The Movimiento Amplio de Mujeres de Puerto Rico (MAMPR) (General Organization of Women of Puerto Rico), a rights coalition, has denounced the government for not doing more to confront this issue. On International Women’s Day this year, March 8, coalition members visited the offices of female legislators and heads of agencies. They gave them gift boxes containing women’s clothes that symbolized the absence of gender perspective in legislation and public policies. One of the “honored” public officials was Feliciano, the head of the Office of the Women’s Advocate. “In this historic moment, the absence of women is even more evident at the Office of the Women’s Advocate,” the group said in a statement. “Silence and inaction of the Women’s Advocate and the office’s lack of firmness regarding women’s issues creates a sense of terrible emptiness, lack of political will and makes the absence of women evident.”
The group has organized artistic performances and demonstrations to raise awareness. In one case they protested in scanty costumes in front of the Office of the Women’s Advocate as part of the performance “Deprived Muses” to denounce the government’s neglect of women’s and gender issues. The group recently convened a male performance, “Men Sweeping Sexism,” in front of the Capitol, in which men carried brooms that symbolically swept sexism away.

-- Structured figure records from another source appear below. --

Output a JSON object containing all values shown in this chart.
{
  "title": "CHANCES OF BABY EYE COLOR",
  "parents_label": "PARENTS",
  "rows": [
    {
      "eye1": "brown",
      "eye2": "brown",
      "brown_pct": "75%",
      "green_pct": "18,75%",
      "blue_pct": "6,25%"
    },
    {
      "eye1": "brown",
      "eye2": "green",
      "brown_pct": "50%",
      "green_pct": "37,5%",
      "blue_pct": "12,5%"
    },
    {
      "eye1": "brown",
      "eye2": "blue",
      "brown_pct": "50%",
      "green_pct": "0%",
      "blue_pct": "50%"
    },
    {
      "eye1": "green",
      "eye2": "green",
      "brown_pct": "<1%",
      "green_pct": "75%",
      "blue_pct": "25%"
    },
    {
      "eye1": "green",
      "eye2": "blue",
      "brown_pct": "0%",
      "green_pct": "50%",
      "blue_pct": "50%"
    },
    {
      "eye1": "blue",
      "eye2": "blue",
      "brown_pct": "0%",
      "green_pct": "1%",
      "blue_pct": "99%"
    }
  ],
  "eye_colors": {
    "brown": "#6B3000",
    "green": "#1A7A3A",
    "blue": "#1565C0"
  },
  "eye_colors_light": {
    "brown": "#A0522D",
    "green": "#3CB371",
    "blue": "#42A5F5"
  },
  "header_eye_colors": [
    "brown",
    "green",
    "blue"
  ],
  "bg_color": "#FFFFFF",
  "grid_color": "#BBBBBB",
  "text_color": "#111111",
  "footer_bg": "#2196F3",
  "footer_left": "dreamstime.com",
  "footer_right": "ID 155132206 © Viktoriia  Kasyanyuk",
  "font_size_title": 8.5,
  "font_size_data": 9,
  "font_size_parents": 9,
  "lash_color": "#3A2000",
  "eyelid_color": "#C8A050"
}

The Caribbean island is in the midst of a severe economic, social and political crisis marked by rising unemployment, public sector cutbacks, declining property values, bank closures, rising murder rates and massive strikes and social unrest. Amárilis Pagán, executive director of the Caguas-based Proyecto Matria, an advocacy group for survivors of domestic and sexual violence, says those problems–along with inaction on the part of pro-statehood Republican Luis Fortuño’s government–have worsened the situation. “The climate is so tense that it foments violence at all levels of our society, but especially domestic violence,” said Pagán. “This is not a priority for the government either, contrary to previous years when we had specific campaigns that condemned domestic violence and made it clear that perpetrators would be punished. But right now, not even the Office of the Women’s Advocate has had a prominent or proactive role. There is a general sense of impunity.” She also criticized the government’s support for fundamentalist views through groups such as “Promise Keepers,” an international Christian organization that describes itself as “dedicated to introducing men to Jesus Christ as their savior and lord, and then helping them to grow as Christians.” The U.S. National Organization for Women has described the group as focused on the control of women and imposing conservative social values.
In 1989, Puerto Rico approved one of the first and most progressive laws against domestic violence in Latin America and the Caribbean. It provides civil protective orders for victims and criminalizes physical and emotional violence perpetrated by partners or ex-partners legally married or not. It also eliminates the right of a married man to non-consensual sexual intercourse with his wife or partner.